In 1968, Olympic fans and athletes watched in bemusement as a college sophomore jumped over the high bar backward. Until that day, every gold medal winner, indeed every Olympic athlete, who had competed in the high bar had gone over forward. Dick Fosbury literally turned his back on that tradition … won the Olympics … and forever changed the way the competition is played. Within eight years, 90% of high jumpers were using what came to be called the “Fosbury Flop.” Today, the Fosbury Flop is just the way you do things.
The introduction of, reaction to, and eventual adoption of the Fosbury Flop follows a pattern that offers three counterintuitive lessons for would-be innovators. It’s the same pattern behind the emergence of the forward pass in American football or three-point shot in basketball, behind the emergence of cloud computing, platforms, or blockchain in technology, and behind the growth in design-thinking or customer-centricity in business.
Whether you are launching a business, designing a strategy, or playing a sport, understanding this pattern could determine whether you end up the disruptor or the disrupted.
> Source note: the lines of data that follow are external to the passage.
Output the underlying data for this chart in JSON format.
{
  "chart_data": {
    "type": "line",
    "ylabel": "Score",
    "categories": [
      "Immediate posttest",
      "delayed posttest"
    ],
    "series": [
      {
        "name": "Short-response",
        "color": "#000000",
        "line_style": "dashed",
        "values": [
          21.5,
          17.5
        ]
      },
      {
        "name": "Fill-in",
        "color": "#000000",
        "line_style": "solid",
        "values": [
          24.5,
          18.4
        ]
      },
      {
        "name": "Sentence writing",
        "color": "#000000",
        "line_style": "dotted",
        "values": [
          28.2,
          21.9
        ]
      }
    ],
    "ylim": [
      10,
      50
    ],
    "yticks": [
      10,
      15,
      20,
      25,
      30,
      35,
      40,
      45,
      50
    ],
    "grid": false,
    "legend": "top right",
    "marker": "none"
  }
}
It points to three counterintuitive lessons:
- Stop trying to do what others can’t do
- Seek cognitive entrenchment
- Embrace concepts … not technology
Stop trying to do what others can’t do
In the five or so decades that academics have been studying business strategy, the presumption has been that competitive advantage stems from doing what your competitors can’t do. You want to own technology, diamond mines, brands, capabilities, IP, or anything you can get your hands on that will deny your competitors a chance to do what you do as well as you do.
But this pursuit of doing what competitors can’t do has been misguided. No great company today was born this way. Yahoo could have done what Google did, GM could have beaten Tesla into electric cars, and Sears could have snuffed out Amazon. At the early stages of any disruptor, you will see the same pattern at play. Incumbents could have done what the disruptor began but they chose not to.
So, why would others choose not to copy you? Because of “cognitive entrenchment.”
Seek cognitive entrenchment
In his outstanding book, Range: Why Generalists Triumph in a Specialized World, David Epstein puts his finger precisely on the answer: people who have developed expertise in any domain – running a car company or playing sports – begin repeating themselves. They develop a repertoire of moves that have worked well for them in the past and so they tend to repeat those moves. Eventually they stop thinking.
Acting intuitively is often an advantage. The 10,000 hours of practice needed to reach mastery in a domain tunes your intuition so that you can react quickly and mostly correctly. But when the rules change, experts with their well-developed intuition find themselves at a disadvantage. Professional accountants can more quickly and accurately calculate tax returns than untrained laypeople. But if you introduce a new IRS tax rule, untrained laypeople actually calculate the tax return more accurately than expert accountants.
When the rules change, expertise can blind you. You miss what Zen Buddhists call “beginner’s mind” and for that reason, the expert often chooses to keep doing what they are doing, to filter out evidence the game has changed, and resist adopting the new approach.
This “cognitive entrenchment” is what you want to look for. Disrupters – or “Outthinkers” as I like to call them – look for where incumbents are repeating themselves, have stopped thinking, have abounded the search for a better way.
But once you identify cognitive entrenchment, how do you step out of the trench to do something disruptive?
Embrace concepts … not technology
There was no new technology that suddenly made it possible to jump over the high bar backward in 1968. Foam landing mats had already been introduced in prior Olympics. So why was Dick Fosbury the first to attempt a backward jump? Why didn’t any Olympic athlete try four years before or eight years before?
What was missing was not the technology but the concept. And it was not until the concept was named “Fosbury Flop” that athletes and trainers could start studying and teaching the technique.
You will see this pattern in all technological and strategic innovations:
- A technology makes something newly possible.
- Outthinkers use what Epstein calls “outside thinking” to conceive of a new approach.
- They are successful but others keep behaving the old way.
- Eventually the new approach is given a name – “Fosbury Flop,” “Cloud Computing,” “Blockchain,” etc. – and suddenly others can engage in the new concept. They can hold a conference, write a manual, develop best practices, etc.
The key, then, to be the Outthinker, rather than the cognitively entrenched in-thinker, is to apply new concepts to your thinking. It is not the technology that determines your pace of innovation, it is your adoption of the concepts emerging around the technology. Cloud computing was not so much a technology but rather a new way to think about delivering software. Blockchain is not just a new combination of technologies but is, more importantly, a new way to think about creating trust.
When Dick Fosbury reinvented how high-jumpers jumped, he illustrated beautifully the path of disruptive innovation. Understanding this path can help you be the disruptor and avoid being the disrupted. To apply the lessons do three things:
- Stop trying to do what others can’t do and instead put your antenna up looking for things that others will choose not to do.
- Specifically, seek cognitive entrenchment where others have stopped thinking, stopped searching for new approaches, where they have accepted their solution is the best one.
- Then, look for and apply the concepts emerging around the technology, not the technology itself.